The reprimand entails a different method than the regular arrest and arraignment. Underage first offenders of a minor offence such as shoplifting are no longer transferred to the police station to be brought before the assistant public prosecutor. The arraignment will now take place by telephone on location. Based on this arraignment, the assistant public prosecutor will judge whether the minor suspect is eligible for a reprimand. If this is the case, he will be released, and a reprimand interview will take place between the minor, parents, and the police.
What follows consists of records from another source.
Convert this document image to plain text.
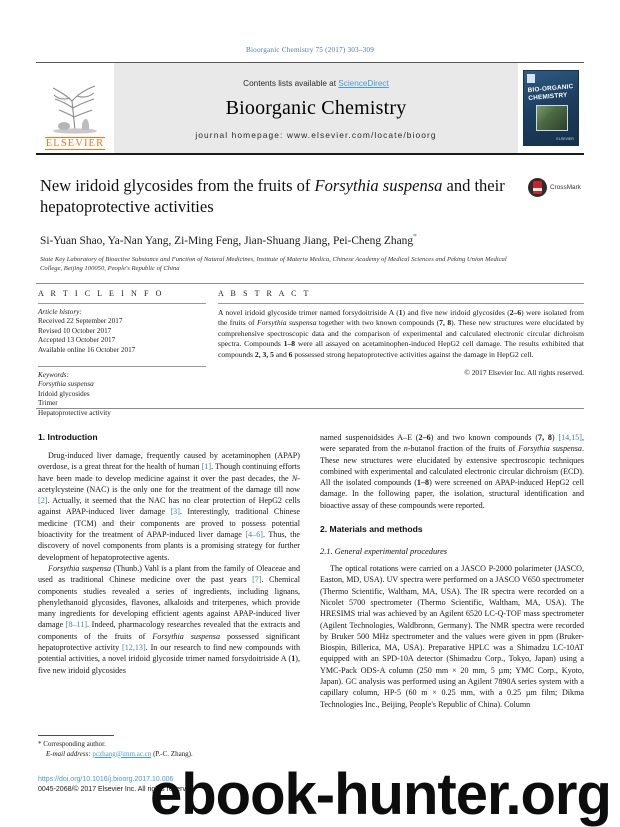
Bioorganic Chemistry 75 (2017) 303–309
ELSEVIER
Contents lists available at ScienceDirect
Bioorganic Chemistry
journal homepage: www.elsevier.com/locate/bioorg
BIO-ORGANIC CHEMISTRY
ELSEVIER
New iridoid glycosides from the fruits of Forsythia suspensa and their hepatoprotective activities
Si-Yuan Shao, Ya-Nan Yang, Zi-Ming Feng, Jian-Shuang Jiang, Pei-Cheng Zhang*
State Key Laboratory of Bioactive Substance and Function of Natural Medicines, Institute of Materia Medica, Chinese Academy of Medical Sciences and Peking Union Medical College, Beijing 100050, People's Republic of China
CrossMark
A R T I C L E I N F O
Article history:
Received 22 September 2017
Revised 10 October 2017
Accepted 13 October 2017
Available online 16 October 2017
Keywords:
Forsythia suspensa
Iridoid glycosides
Trimer
Hepatoprotective activity
A B S T R A C T
A novel iridoid glycoside trimer named forsydoitriside A (1) and five new iridoid glycosides (2–6) were isolated from the fruits of Forsythia suspensa together with two known compounds (7, 8). These new structures were elucidated by comprehensive spectroscopic data and the comparison of experimental and calculated electronic circular dichroism spectra. Compounds 1–8 were all assayed on acetaminophen-induced HepG2 cell damage. The results exhibited that compounds 2, 3, 5 and 6 possessed strong hepatoprotective activities against the damage in HepG2 cell.
© 2017 Elsevier Inc. All rights reserved.
1. Introduction

Drug-induced liver damage, frequently caused by acetaminophen (APAP) overdose, is a great threat for the health of human [1]. Though continuing efforts have been made to develop medicine against it over the past decades, the N-acetylcysteine (NAC) is the only one for the treatment of the damage till now [2]. Actually, it seemed that the NAC has no clear protection of HepG2 cells against APAP-induced liver damage [3]. Interestingly, traditional Chinese medicine (TCM) and their components are proved to possess potential bioactivity for the treatment of APAP-induced liver damage [4–6]. Thus, the discovery of novel components from plants is a promising strategy for further development of hepatoprotective agents.

Forsythia suspensa (Thunb.) Vahl is a plant from the family of Oleaceae and used as traditional Chinese medicine over the past years [7]. Chemical components studies revealed a series of ingredients, including lignans, phenylethanoid glycosides, flavones, alkaloids and triterpenes, which provide many ingredients for developing efficient agents against APAP-induced liver damage [8–11]. Indeed, pharmacology researches revealed that the extracts and components of the fruits of Forsythia suspensa possessed significant hepatoprotective activity [12,13]. In our research to find new compounds with potential activities, a novel iridoid glycoside trimer named forsydoitriside A (1), five new iridoid glycosides

named suspenoidsides A–E (2–6) and two known compounds (7, 8) [14,15], were separated from the n-butanol fraction of the fruits of Forsythia suspensa. These new structures were elucidated by extensive spectroscopic techniques combined with experimental and calculated electronic circular dichroism (ECD). All the isolated compounds (1–8) were screened on APAP-induced HepG2 cell damage. In the following paper, the isolation, structural identification and bioactive assay of these compounds were reported.

2. Materials and methods
2.1. General experimental procedures

The optical rotations were carried on a JASCO P-2000 polarimeter (JASCO, Easton, MD, USA). UV spectra were performed on a JASCO V650 spectrometer (Thermo Scientific, Waltham, MA, USA). The IR spectra were recorded on a Nicolet 5700 spectrometer (Thermo Scientific, Waltham, MA, USA). The HRESIMS trial was achieved by an Agilent 6520 LC-Q-TOF mass spectrometer (Agilent Technologies, Waldbronn, Germany). The NMR spectra were recorded by Bruker 500 MHz spectrometer and the values were given in ppm (Bruker-Biospin, Billerica, MA, USA). Preparative HPLC was a Shimadzu LC-10AT equipped with an SPD-10A detector (Shimadzu Corp., Tokyo, Japan) using a YMC-Pack ODS-A column (250 mm × 20 mm, 5 µm; YMC Corp., Kyoto, Japan). GC analysis was performed using an Agilent 7890A series system with a capillary column, HP-5 (60 m × 0.25 mm, with a 0.25 µm film; Dikma Technologies Inc., Beijing, People's Republic of China). Column

* Corresponding author.
E-mail address: pczhang@imm.ac.cn (P.-C. Zhang).
https://doi.org/10.1016/j.bioorg.2017.10.006
0045-2068/© 2017 Elsevier Inc. All rights reserved.
ebook-hunter.org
From the police cell to the kitchen table
The Pilot has four objectives. First, the reprimand must avoid an unnecessary legal process with detention at the police station. In addition, it should provide a national framework for preventing unnecessary stays in a police cell. Previously, these types of initiatives differed across the country. The reprimand must also provide for a proportional and pedagogical settlement outside criminal law. The last aim is to provide an appropriate and effective response to prevent recidivism (repeating the same offence).
The research team, consisting of Jolande uit Beijerse, Tamar Fischer, Chiara van Guldener, Liselotte Postma, and Frank Weerman, evaluated the Pilot Reprimande based on the initial plan, the process, and the extent to which the goals were achieved. In addition to the conducted empirical research in the police practice, an extensive international criminal and criminological comparative literature review has been conducted into the effectiveness of the reprimand and its legal embedding in the criminal process. The team recommends giving the reprimand a permanent basis in juvenile criminal law.
Appreciation by the minister
In a very extensive response, the Minister for Legal Protection Franc Weerwind expressed his appreciation for the work of the researchers and said that their extensive analysis provides a strong basis for the further development of the reprimand. He sees the reprimand as “a valuable part of the intervention palette in (youth) criminal law.”
The investigation has resulted in fifteen recommendations for the future of the reprimand, the majority of which have been adopted or will be taken into consideration by the minister.